The 1953 song Jerry Garcia considered “the borderline” of rock and roll

At Far Out, we like to write about a broad breadth of music. That means everything from songs that were released just this week to tracks that helped define different branches of rock

However, even we, who commit a great deal of time to writing about music, are guilty of falling into the trap of essentially stopping towards the beginning of the 1960s.

That’s not to say we don’t write about certain jazz acts or blues musicians who came before; however, music at the beginning of the ‘60s resembles our modern musical landscape very closely. It was defining. And as a result, we (and the majority of other music enthusiasts) tend to focus on it a bit too much. 

While a lot of the bands that made it big in the ‘60s and ‘70s have helped define what we now know as the current music scene, that’s not to say there weren’t exceptional songs and artists knocking about before. 

You had the birth of rock and roll, and I mean the real birth of rock and roll, early enough that people thought it could have just been a fad. Additionally, you had artists come forward with unique and strange approaches to rhythm and melody, which would eventually set the scene for so many other great acts. 

The Grateful Dead were a band that essentially transcended time with their excellent performance style. They would go on stage and perform with a very limited amount of planning. There was a setlist, sure, but it was largely built around improvisation and experimentation. The band would draw from the music they liked throughout the ages, as well as what they were feeling at that very moment. 

“The Grateful Dead has some kind of intuitive thing – I don’t know what it is or how it works, but I recognise it phenomenologically,” said Jerry Garcia when talking about their live sets. “It’s been reported to me hugely from the audience, and we’ve compared notes about it among ourselves in the band. We’ve agreed that we’ll continue to keep trying to do this thing – whatever it is – and that one best attitude toward it is a sort of stewardship.”

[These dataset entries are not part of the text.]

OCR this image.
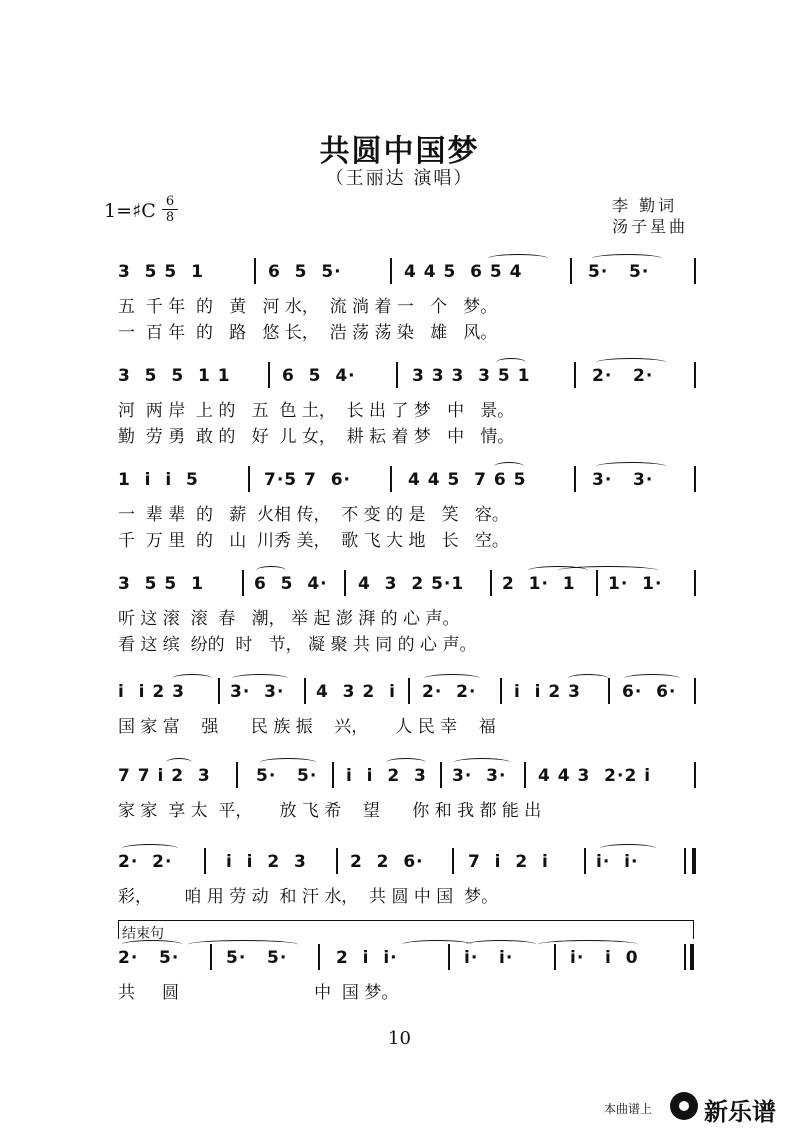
共圆中国梦
（王丽达 演唱）
1=♯C 6
8
李 勤词
汤子星曲
3  5 5  1	6  5  5·	4 4 5  6 5 4	5·   5·
五  千 年  的   黄   河 水，  流 淌 着 一   个   梦。
一  百 年  的   路   悠 长，  浩 荡 荡 染   雄   风。
3  5  5  1 1	6  5  4·	3 3 3  3 5 1	2·   2·
河  两 岸  上 的   五  色 土，  长 出 了 梦   中   景。
勤  劳 勇  敢 的   好  儿 女，  耕 耘 着 梦   中   情。
1  i  i  5	7·5 7  6·	4 4 5  7 6 5	3·   3·
一  辈 辈  的   薪  火相 传，  不 变 的 是   笑   容。
千  万 里  的   山  川秀 美，  歌 飞 大 地   长   空。
3  5 5  1	6  5  4· 4  3  2 5·1 2  1·  1 1·  1·
听 这 滚  滚  春   潮， 举 起 澎 湃 的 心 声。
看 这 缤  纷的  时   节， 凝 聚 共 同 的 心 声。
i  i 2 3	3·  3· 4  3 2  i 2·  2· i  i 2 3 6·  6·
国 家 富    强      民 族 振    兴，     人 民 幸    福
7 7 i 2  3	5·   5· i  i  2  3 3·  3· 4 4 3  2·2 i
家 家  享 太  平，     放 飞 希    望      你 和 我 都 能 出
2·  2·	i  i  2  3	2  2  6·	7  i  2  i	i·  i·
彩，      咱 用 劳 动  和 汗 水，  共 圆 中 国  梦。
结束句
2·   5·	5·   5·	2  i  i·	i·   i·	i·   i  0
共     圆                         中  国 梦。
10
本曲谱上 新乐谱
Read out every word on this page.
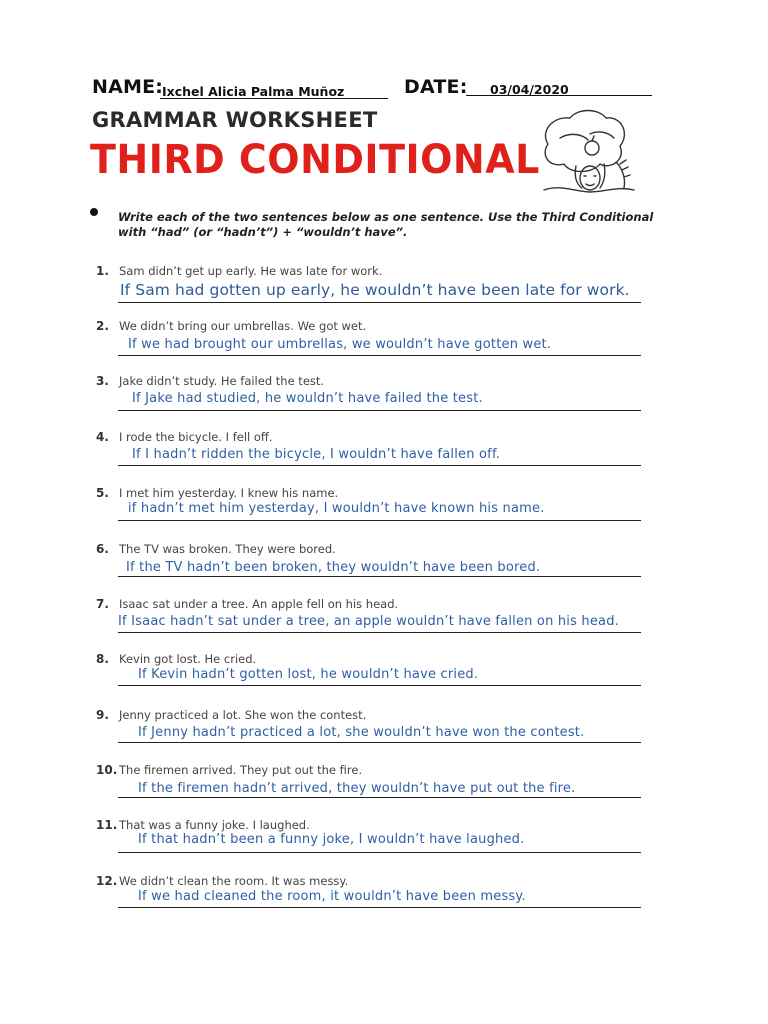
NAME:
Ixchel Alicia Palma Muñoz	DATE: 03/04/2020
GRAMMAR WORKSHEET
THIRD CONDITIONAL
Write each of the two sentences below as one sentence. Use the Third Conditional with “had” (or “hadn’t”) + “wouldn’t have”.
1. Sam didn’t get up early. He was late for work.
If Sam had gotten up early, he wouldn’t have been late for work.
2. We didn’t bring our umbrellas. We got wet.
If we had brought our umbrellas, we wouldn’t have gotten wet.
3. Jake didn’t study. He failed the test.
If Jake had studied, he wouldn’t have failed the test.
4. I rode the bicycle. I fell off.
If I hadn’t ridden the bicycle, I wouldn’t have fallen off.
5. I met him yesterday. I knew his name.
if hadn’t met him yesterday, I wouldn’t have known his name.
6. The TV was broken. They were bored.
If the TV hadn’t been broken, they wouldn’t have been bored.
7. Isaac sat under a tree. An apple fell on his head.
If Isaac hadn’t sat under a tree, an apple wouldn’t have fallen on his head.
8. Kevin got lost. He cried.
If Kevin hadn’t gotten lost, he wouldn’t have cried.
9. Jenny practiced a lot. She won the contest.
If Jenny hadn’t practiced a lot, she wouldn’t have won the contest.
10. The firemen arrived. They put out the fire.
If the firemen hadn’t arrived, they wouldn’t have put out the fire.
11. That was a funny joke. I laughed.
If that hadn’t been a funny joke, I wouldn’t have laughed.
12. We didn’t clean the room. It was messy.
If we had cleaned the room, it wouldn’t have been messy.
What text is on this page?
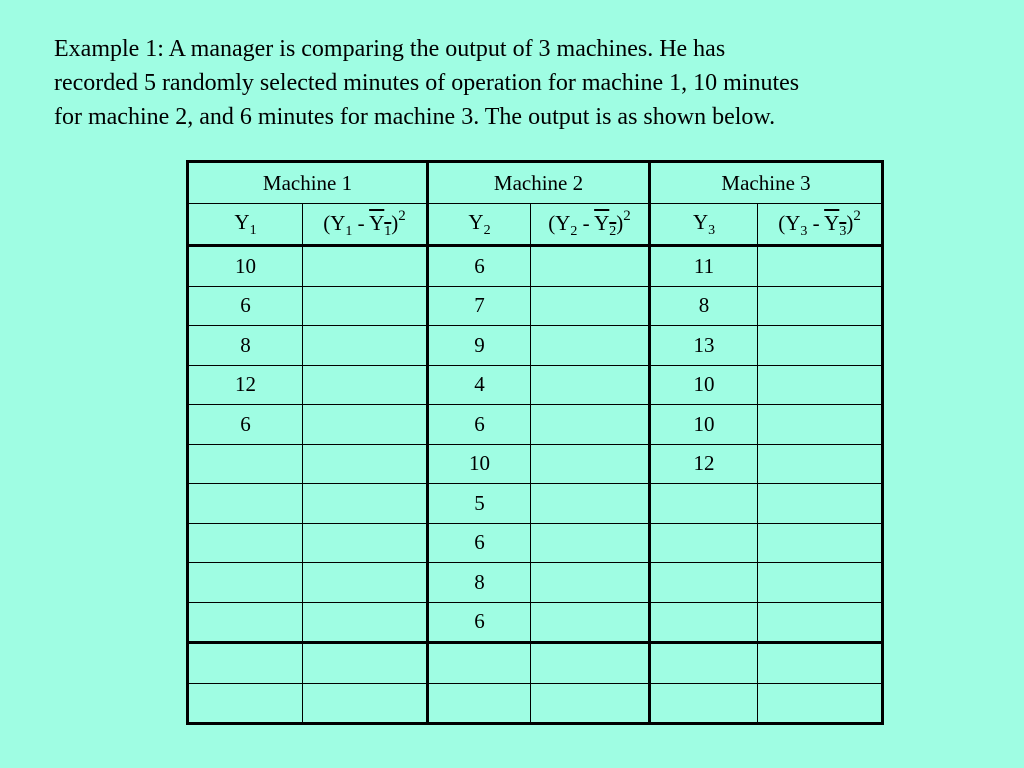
Example 1: A manager is comparing the output of 3 machines. He has
recorded 5 randomly selected minutes of operation for machine 1, 10 minutes
for machine 2, and 6 minutes for machine 3. The output is as shown below.

Machine 1		Machine 2		Machine 3	
$Y_1$	$(Y_1 - Y_1)^2$	$Y_2$	$(Y_2 - Y_2)^2$	$Y_3$	$(Y_3 - Y_3)^2$
10		6		11	
6		7		8	
8		9		13	
12		4		10	
6		6		10	
		10		12	
		5			
		6			
		8			
		6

Intuitive, sure, but their exceptional musical talent also stemmed from the different kinds of music that the band liked to listen to before they became a band. For Jerry Garcia, this meant going back to the cusp of rock and roll, essentially listening to the blueprint for the genre that he would eventually make his own.

One of the bands that always stayed with him was The Crows, specifically their song ‘Gee’. Released in 1953, this was an R&B track that essentially sat on the teetering edge of rock music. There were still creases to be ironed out, sure, but you can really hear the birth of the genre in the wonderful notes that they play. This is a song that stayed with Garcia throughout his time with the Grateful Dead. 

“I remember, like, the Crows, you know, ‘Gee’. Very early, before it actually started to become rock & roll. That tune, ‘Gee’, was sort of the borderline,” he said, “It was basically black music, the early doo-wop groups. I love that stuff. Hank Ballard and the Midnighters were a big early influence for me. My brother would learn the tunes, we would try to sing them, and he would make me learn harmony parts. In a way I learned a lot of my ear training from my older brother.”